Veja linha cronológica:
- 04/06/2018 — Multinacional italiana Enel vence leilão e compra a maioria das ações da AES Eletropaulo por R$ 5,55 bilhões, à época, assumindo o controle da empresa.
- 30/10/2018 — Enel Distribuição São Paulo (Enel SP) assume a concessão de distribuição de eletricidade para 24 municípios da Grande São Paulo, incluindo a capital, após a troca de controle societário da AES Eletropaulo.
- Setembro de 2022 — Enel vende sua operação em Goiás para a Equatorial para se livrar de um processo de caducidade no Estado por problemas de qualidade.
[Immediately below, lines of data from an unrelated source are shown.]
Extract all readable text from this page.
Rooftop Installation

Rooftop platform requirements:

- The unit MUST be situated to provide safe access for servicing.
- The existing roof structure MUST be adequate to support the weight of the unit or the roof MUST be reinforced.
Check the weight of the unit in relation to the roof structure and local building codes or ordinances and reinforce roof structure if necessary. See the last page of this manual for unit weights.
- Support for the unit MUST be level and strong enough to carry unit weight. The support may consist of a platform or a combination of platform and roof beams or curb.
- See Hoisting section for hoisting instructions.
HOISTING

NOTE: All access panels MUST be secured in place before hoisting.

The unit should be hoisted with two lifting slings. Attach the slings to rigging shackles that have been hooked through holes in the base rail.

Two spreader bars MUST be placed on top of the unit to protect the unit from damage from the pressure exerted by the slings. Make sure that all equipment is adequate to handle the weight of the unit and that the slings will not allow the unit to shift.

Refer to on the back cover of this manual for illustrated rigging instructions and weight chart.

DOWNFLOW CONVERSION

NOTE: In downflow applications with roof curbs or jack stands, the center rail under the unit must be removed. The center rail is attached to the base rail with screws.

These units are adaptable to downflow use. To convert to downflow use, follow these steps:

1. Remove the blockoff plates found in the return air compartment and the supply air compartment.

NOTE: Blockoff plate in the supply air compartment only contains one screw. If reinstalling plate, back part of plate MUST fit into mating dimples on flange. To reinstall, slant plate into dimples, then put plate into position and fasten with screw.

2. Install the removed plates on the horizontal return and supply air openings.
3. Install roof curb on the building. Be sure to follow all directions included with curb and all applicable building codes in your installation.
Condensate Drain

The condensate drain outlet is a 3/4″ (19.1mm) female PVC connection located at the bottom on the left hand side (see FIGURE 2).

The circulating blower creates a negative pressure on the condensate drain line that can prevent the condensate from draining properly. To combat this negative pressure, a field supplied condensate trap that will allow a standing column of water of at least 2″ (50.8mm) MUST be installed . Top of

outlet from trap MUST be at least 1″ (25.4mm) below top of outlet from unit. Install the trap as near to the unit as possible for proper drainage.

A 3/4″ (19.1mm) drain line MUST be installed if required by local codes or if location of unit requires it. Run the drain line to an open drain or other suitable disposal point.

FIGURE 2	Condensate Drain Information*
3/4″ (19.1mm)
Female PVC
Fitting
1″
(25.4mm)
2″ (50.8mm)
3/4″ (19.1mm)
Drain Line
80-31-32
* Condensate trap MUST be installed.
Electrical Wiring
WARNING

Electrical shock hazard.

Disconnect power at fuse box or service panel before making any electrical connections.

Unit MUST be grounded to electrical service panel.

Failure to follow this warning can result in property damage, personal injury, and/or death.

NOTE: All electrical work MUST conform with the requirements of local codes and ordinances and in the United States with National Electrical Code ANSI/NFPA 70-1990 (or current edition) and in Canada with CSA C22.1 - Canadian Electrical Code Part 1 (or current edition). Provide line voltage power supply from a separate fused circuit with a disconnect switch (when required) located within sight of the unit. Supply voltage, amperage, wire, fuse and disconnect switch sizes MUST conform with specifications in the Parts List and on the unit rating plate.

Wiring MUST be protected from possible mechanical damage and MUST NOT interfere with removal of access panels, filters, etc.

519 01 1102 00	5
- 3/11/2023 — Primeiro grande apagão durante contrato da Enel. Mais de 2,1 milhões de imóveis ficam sem luz após forte tempestade. Restabelecimento de energia chega a demorar mais de uma semana em alguns bairros.
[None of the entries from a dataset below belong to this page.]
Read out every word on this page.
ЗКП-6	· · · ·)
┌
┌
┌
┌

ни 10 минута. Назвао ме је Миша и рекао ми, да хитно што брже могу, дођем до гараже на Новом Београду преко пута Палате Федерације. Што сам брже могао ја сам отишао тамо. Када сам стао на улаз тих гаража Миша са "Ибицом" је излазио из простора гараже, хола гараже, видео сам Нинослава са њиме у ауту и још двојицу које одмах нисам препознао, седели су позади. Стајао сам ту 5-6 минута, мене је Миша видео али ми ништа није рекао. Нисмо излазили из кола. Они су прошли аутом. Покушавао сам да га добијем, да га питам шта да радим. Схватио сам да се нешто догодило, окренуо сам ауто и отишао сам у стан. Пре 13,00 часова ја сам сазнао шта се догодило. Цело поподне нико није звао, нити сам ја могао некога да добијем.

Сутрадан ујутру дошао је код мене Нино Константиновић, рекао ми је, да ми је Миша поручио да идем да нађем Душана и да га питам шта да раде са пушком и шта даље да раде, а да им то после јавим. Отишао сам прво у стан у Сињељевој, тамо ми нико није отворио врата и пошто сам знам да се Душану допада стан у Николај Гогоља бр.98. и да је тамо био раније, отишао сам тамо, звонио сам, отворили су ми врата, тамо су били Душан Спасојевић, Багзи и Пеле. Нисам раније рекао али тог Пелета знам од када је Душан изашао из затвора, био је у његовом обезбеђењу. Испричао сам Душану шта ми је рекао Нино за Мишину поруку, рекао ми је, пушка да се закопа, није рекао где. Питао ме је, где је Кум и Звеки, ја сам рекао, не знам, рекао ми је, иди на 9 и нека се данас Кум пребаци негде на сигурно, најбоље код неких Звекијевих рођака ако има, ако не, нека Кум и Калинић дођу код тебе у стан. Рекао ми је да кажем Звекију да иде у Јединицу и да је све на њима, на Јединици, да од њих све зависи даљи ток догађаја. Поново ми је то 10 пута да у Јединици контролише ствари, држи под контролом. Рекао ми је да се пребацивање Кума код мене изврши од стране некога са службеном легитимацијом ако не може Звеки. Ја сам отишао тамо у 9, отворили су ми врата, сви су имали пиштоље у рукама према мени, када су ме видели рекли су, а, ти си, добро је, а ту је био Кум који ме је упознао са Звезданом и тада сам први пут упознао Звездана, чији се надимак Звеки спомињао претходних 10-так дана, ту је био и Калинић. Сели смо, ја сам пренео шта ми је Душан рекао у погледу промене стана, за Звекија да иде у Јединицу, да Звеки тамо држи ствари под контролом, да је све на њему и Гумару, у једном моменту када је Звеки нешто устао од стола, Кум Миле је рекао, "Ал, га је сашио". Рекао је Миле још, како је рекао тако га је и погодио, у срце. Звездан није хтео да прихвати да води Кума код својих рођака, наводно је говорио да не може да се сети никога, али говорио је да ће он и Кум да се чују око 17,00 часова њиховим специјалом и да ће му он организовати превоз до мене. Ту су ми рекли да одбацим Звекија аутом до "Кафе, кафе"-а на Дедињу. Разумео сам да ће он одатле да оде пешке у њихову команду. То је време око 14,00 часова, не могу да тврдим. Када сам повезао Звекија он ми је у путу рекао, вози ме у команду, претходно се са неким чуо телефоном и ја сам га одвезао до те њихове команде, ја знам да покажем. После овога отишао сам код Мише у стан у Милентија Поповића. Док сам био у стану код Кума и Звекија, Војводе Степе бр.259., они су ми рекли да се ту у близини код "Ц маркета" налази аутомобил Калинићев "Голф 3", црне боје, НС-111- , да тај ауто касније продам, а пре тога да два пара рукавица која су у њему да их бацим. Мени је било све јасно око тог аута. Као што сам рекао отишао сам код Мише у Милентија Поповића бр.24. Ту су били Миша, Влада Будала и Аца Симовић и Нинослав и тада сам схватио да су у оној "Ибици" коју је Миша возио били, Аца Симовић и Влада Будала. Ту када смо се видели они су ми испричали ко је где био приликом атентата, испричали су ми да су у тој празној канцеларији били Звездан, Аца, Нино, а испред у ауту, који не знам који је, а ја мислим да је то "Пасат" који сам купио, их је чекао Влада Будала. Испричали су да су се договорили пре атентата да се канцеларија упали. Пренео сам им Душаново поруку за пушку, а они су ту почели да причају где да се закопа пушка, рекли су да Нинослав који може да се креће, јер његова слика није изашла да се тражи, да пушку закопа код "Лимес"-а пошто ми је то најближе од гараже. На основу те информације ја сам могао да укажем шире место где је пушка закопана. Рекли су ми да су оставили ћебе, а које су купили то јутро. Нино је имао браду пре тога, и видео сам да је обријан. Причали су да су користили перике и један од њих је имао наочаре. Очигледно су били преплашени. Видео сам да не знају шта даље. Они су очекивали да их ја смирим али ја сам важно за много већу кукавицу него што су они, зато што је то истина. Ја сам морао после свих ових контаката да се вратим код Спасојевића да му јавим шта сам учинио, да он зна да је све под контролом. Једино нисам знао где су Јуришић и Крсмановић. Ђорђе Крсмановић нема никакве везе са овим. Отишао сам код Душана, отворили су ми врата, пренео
- 08/02/2024 — Aneel aplica multa de R$ 165,8 milhões à Enel por falhas durante apagão de 2023. Cobrança está suspensa, devido à judicialização pela empresa.
- 11/10/2024 — Novo apagão, causado por ventania, deixa 3,1 milhões de imóveis sem energia.
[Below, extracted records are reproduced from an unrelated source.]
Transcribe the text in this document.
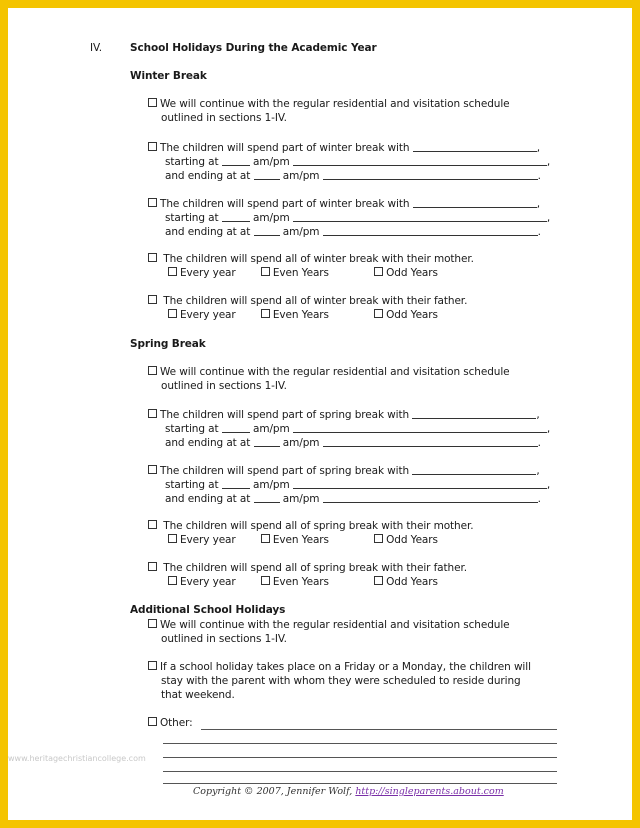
IV.	School Holidays During the Academic Year
Winter Break
We will continue with the regular residential and visitation schedule
outlined in sections 1-IV.
The children will spend part of winter break with	,
starting at	am/pm	,
and ending at at	am/pm	.
The children will spend part of winter break with	,
starting at	am/pm	,
and ending at at	am/pm	.
The children will spend all of winter break with their mother.
Every year	Even Years	Odd Years
The children will spend all of winter break with their father.
Every year	Even Years	Odd Years
Spring Break
We will continue with the regular residential and visitation schedule
outlined in sections 1-IV.
The children will spend part of spring break with	,
starting at	am/pm	,
and ending at at	am/pm	.
The children will spend part of spring break with	,
starting at	am/pm	,
and ending at at	am/pm	.
The children will spend all of spring break with their mother.
Every year	Even Years	Odd Years
The children will spend all of spring break with their father.
Every year	Even Years	Odd Years
Additional School Holidays
We will continue with the regular residential and visitation schedule
outlined in sections 1-IV.
If a school holiday takes place on a Friday or a Monday, the children will
stay with the parent with whom they were scheduled to reside during
that weekend.
Other:
www.heritagechristiancollege.com
Copyright © 2007, Jennifer Wolf, http://singleparents.about.com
- 21/10/2024 — Aneel intima a Enel e inicia formalmente o processo administrativo que avalia a caducidade.
- 05/11/2024 — Enel apresenta defesa à Aneel.
- 21/11/2024 — Enel entrega plano de recuperação com propostas de melhorias do serviço em São Paulo.
- 4/12/2024 — Relatora do processo contra a Enel, diretora Agnes Costa, solicita análise técnica da agência para verificar se as medidas propostas pela companhia eram suficientes.
- 19/12/2024 — Área técnica da Aneel responde haver “aderência” na proposta, mas aponta ser fundamental um acompanhamento contínuo. Autarquia decide acompanhar a implementação.
- 15/09/2025 — Relatório técnico conclui que as ações da Enel durante o verão 2024-2025 foram satisfatórias, mas faltavam melhorias estruturais.
- 04/11/2025 — Em reunião da diretoria da Aneel, Agnes Costa vota para estender acompanhamento até 31 de março de 2026, antes de decidir sobre caducidade. Diretor Gentil Nogueira pede adiamento. Julgamento ainda está suspenso.
- 10/12/2025 — Novo apagão afeta 4,4 milhões de imóveis na Grande São Paulo.
- 11/2/2026 — Relatório técnico da Aneel concluiu que foi “insatisfatória” a atuação da Enel durante o apagão de dezembro;
- 24/2/2026 — Diretor-geral da Aneel votou pela caducidade;
- 26/2/2026 — Prazo para a Enel apresentar sua defesa;
- 24/3/2026 — Reunião da diretoria da Aneel que vai decidir sobre recomendar ou não ao Ministério de Minas e Energia a extinção da concessão.
Relembre o apagão de dezembro
Vendaval de prejuízos em SP: sem energia, moradores tentam salvar comida da geladeira e trabalhar
Mais de um milhão de imóveis seguem sem energia elétrica na Grande São Paulo nesta quinta-feira, 11 de dezembro de 2025.
Em 10 de dezembro, 4,4 milhões de imóveis na Grande São Paulo ficaram sem energia após ventania recorde. A região viu a repetição de episódios de blecaute que já haviam ocorrido em 2024 e 2025.
A Enel argumenta que os ventos atingiram quase 100 km/h, derrubando centenas de árvores, e destaca que é da Prefeitura a responsabilidade por manejo arbóreo.
A concessionária aponta cumprir todos os indicadores do contrato. Também alega “avanços consistentes em todos os índices relacionados à qualidade do serviço, conforme comprovado pelas fiscalizações recentemente realizadas pela agência reguladora”.
“A Enel Brasil reafirma sua confiança no sistema jurídico e regulatório brasileiro para garantir segurança e estabilidade aos investidores com compromissos de longo prazo no país”, completa.
Enquanto a Aneel analisa o fim do contrato, a Enel pode encaminhar a venda da concessão para outra empresa e escapar do processo. Um dos empecilhos, porém, é a proximidade do fim da vigência, o que deixaria prazo curto para a nova concessionária reaver seus investimentos.